Le point de non-retour

3 mins

Image de couverture : joseph_Berardi (disponible sur le site pixabay)

 

Elle s’approche du vide, observe la mer par-dessus la rambarde. Cette mer qui fut déjà à maintes reprises le lieu idéal de ses prédécesseurs pour jouer à l’ange déchu, non pas dans l’objectif de creuser les prochains cercles de l’enfer, mais plutôt en vue de rejoindre le royaume des oubliés, en plus des prochaines statistiques. L’abime se reflète dans son regard insipide où la dernière flamme vient d’être balayée par la bise. La bise de la camarde, dont la coupe ne sera probablement jamais pleine. Celle-là même, avide du reste de la vitalité des souffrants. Sa peau, n’ayant sûrement plus aperçu le soleil depuis des lustres, est aussi blanche que le marbre de Carrare. Ses yeux, eux, sont rougi par les flots incessants de larmes qu’elle a dû essuyer à de nombreuses reprises.

Hésitante depuis plusieurs longues minutes, elle s’effondra sur ses pauvres genoux et supplia le père de lui faire savoir de quel mal était-elle l’origine pour être condamnée à l’errance éternelle dans le royaume du chagrin. Pourquoi ? Se dit-elle. Quel type de pénitence devait elle accomplir afin d’atteindre un tant soit peu le bonheur ? Notre bonne figure paternelle sadique lui fit comprendre qu’il était futile de s’obstiner à chercher le bonheur. En fin de compte, elle était, malgré son innocence, marquée du sceau de la perpétuelle mélancolie.

Mais bientôt, la douleur rongeant son esprit et qui ne lui permet plus d’être maître de son corps aura complètement disparu, au prix bien sûr, de sa propre vie. Bien que le coût de l’entreprise soit trop élevé, elle préfère couper les derniers liens qu’elle entretient encore avec son existence, au lieu de mener une vie similaire à une Mater Doloresa en accumulant les peines et les échecs qui lui transpercent le cœur. Il est malheureux qu’une aussi jeune fleur d’à peine vingt ans, doive déjà perdre ses pétales. Si seulement on ne lui avait pas fait aussi souvent de l’ombre, elle aurait sans doute pu éclore en une rose magnifique. Bien qu’elle ait pu pousser jusqu’à sa vingtaine, privée de lumière et de chaleur humaine, elle ne pourra en aucun cas se développer convenablement. L’avantage de cette situation, si l’on est forcé d’en nommer un, c’est qu’elle restera éternellement une fleur bleue, préservée de la brutalité d’une quelconque abeille qui voudrait lui récolter son précieux pollen de force. Il est évident que si un tel malheur lui était tombé au visage, elle se serait déjà probablement emparée du sécateur !
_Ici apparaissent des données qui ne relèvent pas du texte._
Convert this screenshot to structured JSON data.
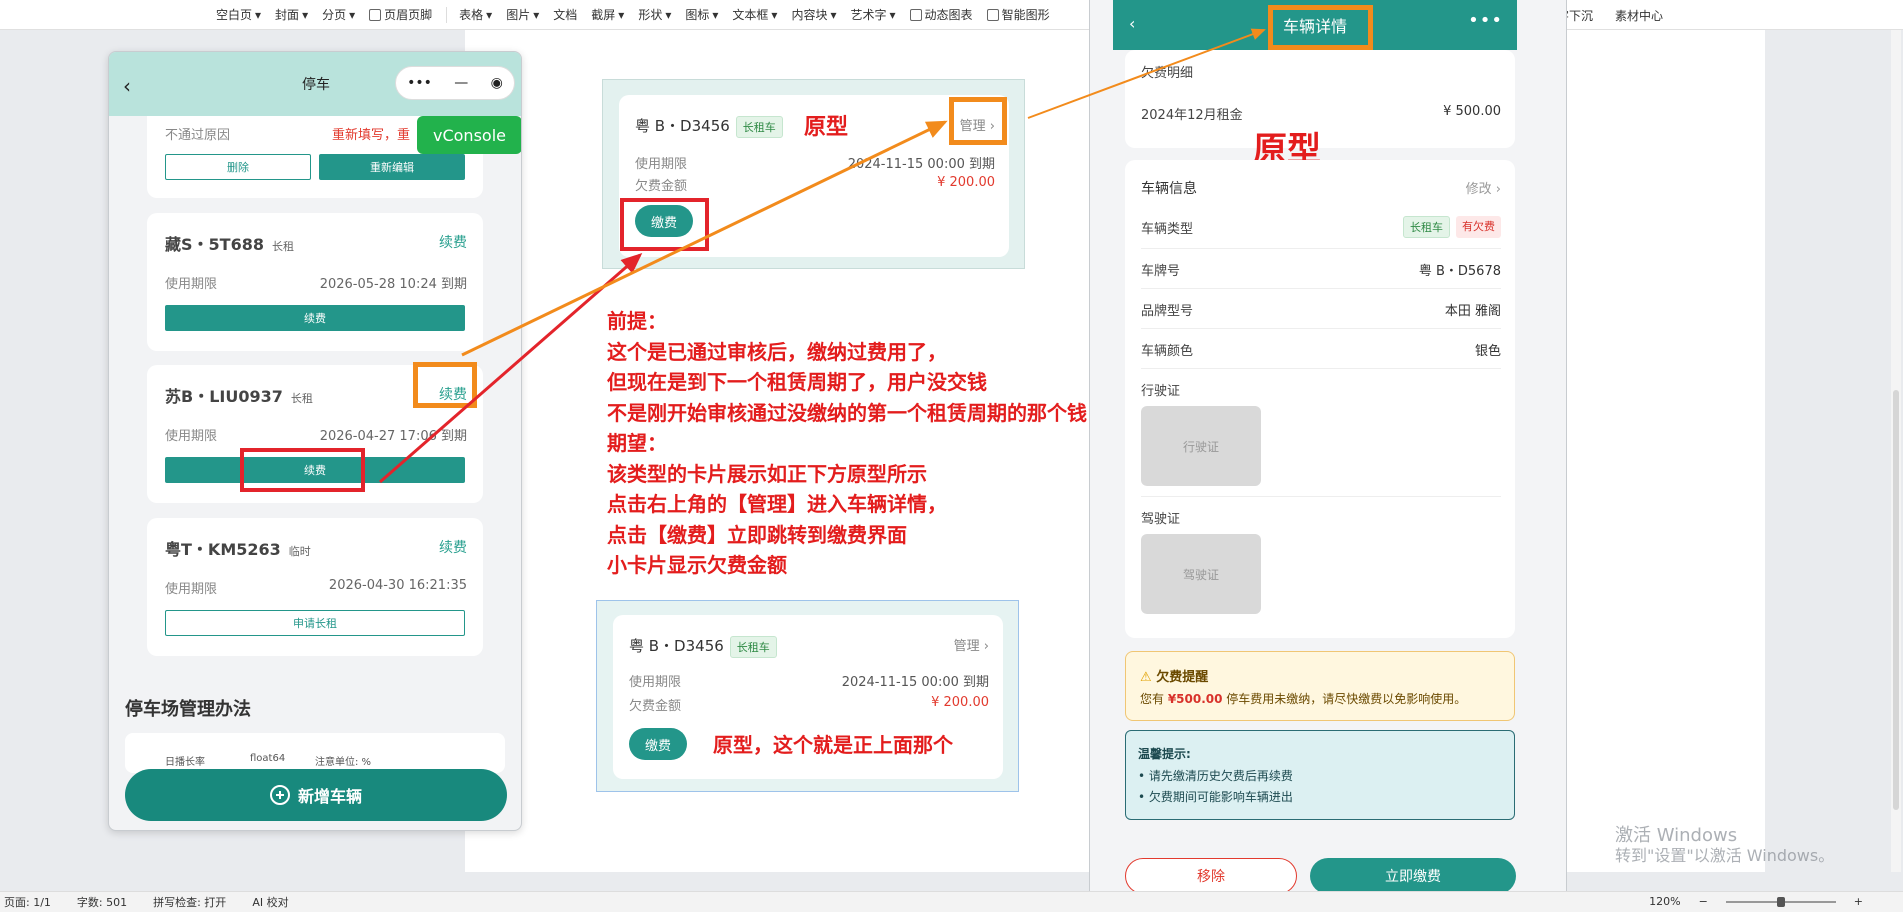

DONG ! DONG ! Son esprit, sous l’emprise de l’incommensurable chagrin, vient de sonner le glas. Plus aucun retour en arrière n’est possible, elle a perdu le contrôle de son âme.

Il est à présent l’heure de gravir la rambarde sous l’œil fuyant des passants, qui font mine de ne rien voir. Ils ne s’arrêteront pas. Après tout, ce spectacle n’est pas assez divertissant pour leurs petites mirettes.

DONG ! DONG ! Voici les derniers sont de cloches, la triste demoiselle se tient debout sur la rambarde, les bras en croix, les yeux fermés. Le vent souffle… Elle tombe… se laissant emporter par la brise…

Cette fois,

                  les anges

                                  ne la retiendront pas,

                                                                       bien qu’ils ne l’aient jamais

                                                                                                                   fait auparav… POUF !

La malheureuse vient de s’écraser sur la frontière des deux mondes. Hélas, la chute ne l’a pas achevé sur le coup. S’ensuit alors une agonie plus terrible que la mort, avant de sombrer au fond de la mer jusqu’à atterrir entre les mains de la camarde qui se réjouissait d’avance du sort de la jeune fille. C’est alors que la dernière once de vie parcourant son corps s’échappa, laissant derrière elle une âme dont le visage ne possédait encore aucune ride. Espérons qu’elle puisse se frayer un chemin vers l’apaisement et que Dante ait eu tort à propos du sort des suicidés en enfer.

 

Note post-mortem :

Merci d’avoir lu ! N’hésitez pas à me faire savoir ce que vous en pensez. Que ce soit en bien ou en mal (du temps que c’est constructif bien sûr). J’ai eu l’idée d’écrire ce petit texte en écoutant la chanson “절망의 새벽 (Dawn of despair)” du groupe Sad Legend qui (allez savoir pourquoi) me fait penser à chaque fois que je l’écoute, à une jeune femme qui s’écrase sur de la glace en se jetant d’un pont. La couverture de l’album y est aussi sûrement pour quelque chose.